The site has been well cleared by Messers. Ropeworks of Bristol at
minimal cost to WEGA. (One of Ropeworks "leading lights" used to be our
treasurer!)
From time to time volunteers will be required to remove grass and weeds
from the face of the exposure - don't throw away those gardening gloves!
What the Board Says
Rocks A - Carboniferous Limestones
The lime-rich sediments forming the lower part of
this face were laid down on the sea-floor about 350 million years ago
when this region was close to the equator. They were then buried to
considerable depth and became hardened into solid rock. They have been
extensiveley quarried over many centuries for roadstone and other
purposes.
About 280 million years ago these rocks, and those of the whole Bristol,
Mendip and South Wales region, began to be tilted, fractured and
uplifted by major earth movements (continental collision). As a
consequence the tilted beds you can see now flank a small downfold or
basin (part of the Bristol coalfield Basin). The other edge of the basin
can be seen near Chipping Sodbury.

Rocks B - Dolomitic Conglomerate
The movements raised the limestones and associated beds above sea-level
so that they became subject to intensive subaerial weathering and
erosion for a very long period of time. The equator now lay further
south and the climate was semi-arid, almost desert-like. Several
thousands of metres of rock were removed from the higher hilly areas,
such as the site of the Mendips, and deposited in nearby gullies and
valleys, often as scree and breccio-conglomerate. The near-horizontal
deposits at the top of the face in front of you, and resting on the
up-tilted Carboniferous Limestones, are examples of these erosional
products and are known in this region as the Dolomitic Conglomerate
though at this locality large rock fragments are generally absent. The
main constituents are derived directly from the underlying limestones.
In addition, diffused dolomite mineral grains can be present having been
introduced later from invading mineralising fluids coming from outside
sources.
The Dolomitic Conglomerate is of Triassic age and is between 240 and 220
million years old.

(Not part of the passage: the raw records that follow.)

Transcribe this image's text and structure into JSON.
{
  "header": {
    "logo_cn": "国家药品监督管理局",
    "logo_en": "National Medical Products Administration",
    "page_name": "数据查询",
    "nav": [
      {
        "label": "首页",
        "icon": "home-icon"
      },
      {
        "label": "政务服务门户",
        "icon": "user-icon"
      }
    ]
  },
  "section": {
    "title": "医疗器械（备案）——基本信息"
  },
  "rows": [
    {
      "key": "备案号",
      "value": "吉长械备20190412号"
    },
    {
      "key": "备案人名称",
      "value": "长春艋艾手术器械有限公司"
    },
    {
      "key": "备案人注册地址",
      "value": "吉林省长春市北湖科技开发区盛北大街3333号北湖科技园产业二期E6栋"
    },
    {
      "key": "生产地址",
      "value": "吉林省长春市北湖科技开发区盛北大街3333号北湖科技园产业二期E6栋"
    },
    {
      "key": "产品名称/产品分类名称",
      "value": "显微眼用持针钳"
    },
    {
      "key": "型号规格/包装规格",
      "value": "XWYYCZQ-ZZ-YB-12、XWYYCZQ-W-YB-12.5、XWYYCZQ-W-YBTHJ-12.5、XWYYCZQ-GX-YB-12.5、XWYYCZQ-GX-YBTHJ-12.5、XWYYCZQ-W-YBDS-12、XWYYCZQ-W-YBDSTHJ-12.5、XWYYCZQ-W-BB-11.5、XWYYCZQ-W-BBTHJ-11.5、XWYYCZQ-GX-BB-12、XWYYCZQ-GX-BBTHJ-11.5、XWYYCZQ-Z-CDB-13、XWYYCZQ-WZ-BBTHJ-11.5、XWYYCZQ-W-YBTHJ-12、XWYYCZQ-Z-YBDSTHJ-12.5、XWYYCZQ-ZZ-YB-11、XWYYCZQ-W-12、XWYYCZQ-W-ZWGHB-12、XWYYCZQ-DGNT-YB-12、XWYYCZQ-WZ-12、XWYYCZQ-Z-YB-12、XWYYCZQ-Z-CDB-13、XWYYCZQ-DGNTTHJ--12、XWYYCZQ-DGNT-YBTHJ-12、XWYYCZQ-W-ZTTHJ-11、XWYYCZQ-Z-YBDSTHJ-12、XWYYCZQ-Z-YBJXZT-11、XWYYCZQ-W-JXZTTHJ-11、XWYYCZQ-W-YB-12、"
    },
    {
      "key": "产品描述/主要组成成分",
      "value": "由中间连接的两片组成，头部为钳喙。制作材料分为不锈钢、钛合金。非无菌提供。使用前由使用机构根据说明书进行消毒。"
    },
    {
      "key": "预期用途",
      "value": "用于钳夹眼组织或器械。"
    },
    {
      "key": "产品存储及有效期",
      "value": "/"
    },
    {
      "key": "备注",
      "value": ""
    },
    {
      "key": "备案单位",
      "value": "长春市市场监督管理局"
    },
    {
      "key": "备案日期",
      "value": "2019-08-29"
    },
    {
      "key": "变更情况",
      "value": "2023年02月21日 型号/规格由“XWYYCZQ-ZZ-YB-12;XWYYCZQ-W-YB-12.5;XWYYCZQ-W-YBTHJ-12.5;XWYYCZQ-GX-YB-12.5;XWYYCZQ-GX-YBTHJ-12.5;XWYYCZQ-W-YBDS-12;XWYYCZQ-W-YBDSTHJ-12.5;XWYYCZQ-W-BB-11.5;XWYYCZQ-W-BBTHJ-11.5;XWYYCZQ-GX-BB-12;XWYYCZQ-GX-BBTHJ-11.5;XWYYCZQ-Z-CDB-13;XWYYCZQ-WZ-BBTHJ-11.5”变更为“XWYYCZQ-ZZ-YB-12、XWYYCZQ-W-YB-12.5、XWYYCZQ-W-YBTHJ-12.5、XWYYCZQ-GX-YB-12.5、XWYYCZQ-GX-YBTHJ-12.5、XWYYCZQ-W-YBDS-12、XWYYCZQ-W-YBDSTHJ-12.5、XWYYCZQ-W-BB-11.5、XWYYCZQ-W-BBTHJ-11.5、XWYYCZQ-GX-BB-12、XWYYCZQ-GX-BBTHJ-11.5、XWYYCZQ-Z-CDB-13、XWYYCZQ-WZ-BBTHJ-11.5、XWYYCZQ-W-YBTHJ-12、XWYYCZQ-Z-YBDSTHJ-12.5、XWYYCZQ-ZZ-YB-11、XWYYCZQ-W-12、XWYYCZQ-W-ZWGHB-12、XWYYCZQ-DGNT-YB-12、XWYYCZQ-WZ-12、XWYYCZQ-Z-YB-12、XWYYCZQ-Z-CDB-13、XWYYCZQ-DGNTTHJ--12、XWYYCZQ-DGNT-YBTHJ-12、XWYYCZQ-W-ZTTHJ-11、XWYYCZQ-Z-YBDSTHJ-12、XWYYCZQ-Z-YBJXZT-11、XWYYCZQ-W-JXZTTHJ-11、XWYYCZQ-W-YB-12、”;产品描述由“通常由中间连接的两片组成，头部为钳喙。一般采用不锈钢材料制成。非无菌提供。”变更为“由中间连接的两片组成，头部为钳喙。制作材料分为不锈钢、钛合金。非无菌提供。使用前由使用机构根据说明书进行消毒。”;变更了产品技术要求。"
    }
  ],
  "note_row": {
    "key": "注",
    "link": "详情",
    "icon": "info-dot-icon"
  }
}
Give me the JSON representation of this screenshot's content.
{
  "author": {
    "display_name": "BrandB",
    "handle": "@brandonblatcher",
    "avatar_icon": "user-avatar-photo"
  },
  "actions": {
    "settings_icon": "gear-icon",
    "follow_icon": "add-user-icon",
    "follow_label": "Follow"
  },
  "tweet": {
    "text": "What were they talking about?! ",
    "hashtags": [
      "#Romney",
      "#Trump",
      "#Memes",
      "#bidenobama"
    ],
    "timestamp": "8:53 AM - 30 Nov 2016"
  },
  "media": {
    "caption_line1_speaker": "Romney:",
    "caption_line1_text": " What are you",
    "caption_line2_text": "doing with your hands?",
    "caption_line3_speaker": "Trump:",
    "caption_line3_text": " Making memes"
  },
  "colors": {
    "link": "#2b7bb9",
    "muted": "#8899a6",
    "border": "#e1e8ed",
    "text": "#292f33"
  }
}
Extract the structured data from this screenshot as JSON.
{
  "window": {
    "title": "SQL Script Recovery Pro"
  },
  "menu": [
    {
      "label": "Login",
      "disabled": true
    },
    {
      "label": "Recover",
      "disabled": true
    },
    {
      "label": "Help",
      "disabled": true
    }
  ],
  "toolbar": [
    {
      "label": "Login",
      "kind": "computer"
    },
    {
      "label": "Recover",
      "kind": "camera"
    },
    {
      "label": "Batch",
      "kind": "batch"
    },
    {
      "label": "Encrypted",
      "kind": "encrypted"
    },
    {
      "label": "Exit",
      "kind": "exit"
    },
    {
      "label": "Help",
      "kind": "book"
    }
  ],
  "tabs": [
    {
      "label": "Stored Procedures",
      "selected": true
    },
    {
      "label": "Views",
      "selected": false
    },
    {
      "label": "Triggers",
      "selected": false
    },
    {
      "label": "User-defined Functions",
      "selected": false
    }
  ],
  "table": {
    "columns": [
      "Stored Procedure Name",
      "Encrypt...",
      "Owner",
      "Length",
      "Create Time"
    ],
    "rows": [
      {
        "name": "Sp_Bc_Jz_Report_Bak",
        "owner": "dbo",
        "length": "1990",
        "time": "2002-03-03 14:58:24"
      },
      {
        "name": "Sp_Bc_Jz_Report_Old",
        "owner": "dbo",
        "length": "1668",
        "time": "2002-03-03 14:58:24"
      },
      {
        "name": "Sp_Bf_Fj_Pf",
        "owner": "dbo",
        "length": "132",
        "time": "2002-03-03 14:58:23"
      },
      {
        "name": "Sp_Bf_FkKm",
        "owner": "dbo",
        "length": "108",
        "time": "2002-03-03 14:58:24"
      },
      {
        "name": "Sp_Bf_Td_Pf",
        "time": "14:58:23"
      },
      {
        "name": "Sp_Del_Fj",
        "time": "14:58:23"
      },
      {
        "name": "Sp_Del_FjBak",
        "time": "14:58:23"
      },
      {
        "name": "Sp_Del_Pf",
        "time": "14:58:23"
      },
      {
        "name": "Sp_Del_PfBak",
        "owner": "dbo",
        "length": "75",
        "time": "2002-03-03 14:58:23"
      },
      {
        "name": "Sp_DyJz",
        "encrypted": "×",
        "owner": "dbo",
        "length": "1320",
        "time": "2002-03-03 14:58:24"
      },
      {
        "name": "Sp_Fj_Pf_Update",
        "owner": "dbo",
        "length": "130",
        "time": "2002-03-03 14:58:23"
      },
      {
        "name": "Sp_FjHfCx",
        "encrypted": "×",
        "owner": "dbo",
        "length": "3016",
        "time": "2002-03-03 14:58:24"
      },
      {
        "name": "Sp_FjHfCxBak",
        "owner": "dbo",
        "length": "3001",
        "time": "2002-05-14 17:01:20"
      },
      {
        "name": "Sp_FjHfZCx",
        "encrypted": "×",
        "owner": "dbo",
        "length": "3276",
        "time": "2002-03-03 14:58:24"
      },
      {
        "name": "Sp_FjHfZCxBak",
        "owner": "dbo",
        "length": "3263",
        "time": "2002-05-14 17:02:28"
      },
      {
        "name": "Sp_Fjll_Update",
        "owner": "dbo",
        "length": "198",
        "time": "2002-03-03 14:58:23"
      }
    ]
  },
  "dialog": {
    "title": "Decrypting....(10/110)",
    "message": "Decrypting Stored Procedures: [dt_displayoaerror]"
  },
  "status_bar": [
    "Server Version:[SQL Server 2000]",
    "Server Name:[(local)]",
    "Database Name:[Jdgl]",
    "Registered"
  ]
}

The boundary betweenh the two discordant sets of
sediments is known as an angular unconformity and represents a time-gap
of at least 50 million years during which time erosion predominated over
deposition. This identifies it as one of the really major unconformities
of the British Isles.

The Ongoing Saga
Avid readers of the Newsletter will have seen that
WEGA has set up a notice board at Tytherington, indicating the presence
of a spectacular unconformity between the Carboniferous Limestone and
the Dolomitic Conglomerate. Time, Mother Nature and WEGA move on, and
accruals of vegetative matter have been removed by the stakhanovite
efforts of John Toller, Glo Castle, Sandra Stead, Babs Bennett and
someone else.
Keep a date in your diaries for September 2003 so that you too can
become a hero(ine) of geological labour. Give the traffic on the M5
something to look at! We might try to make it a bit more fun-filled! A
barbecue and a couple of beers has been suggested.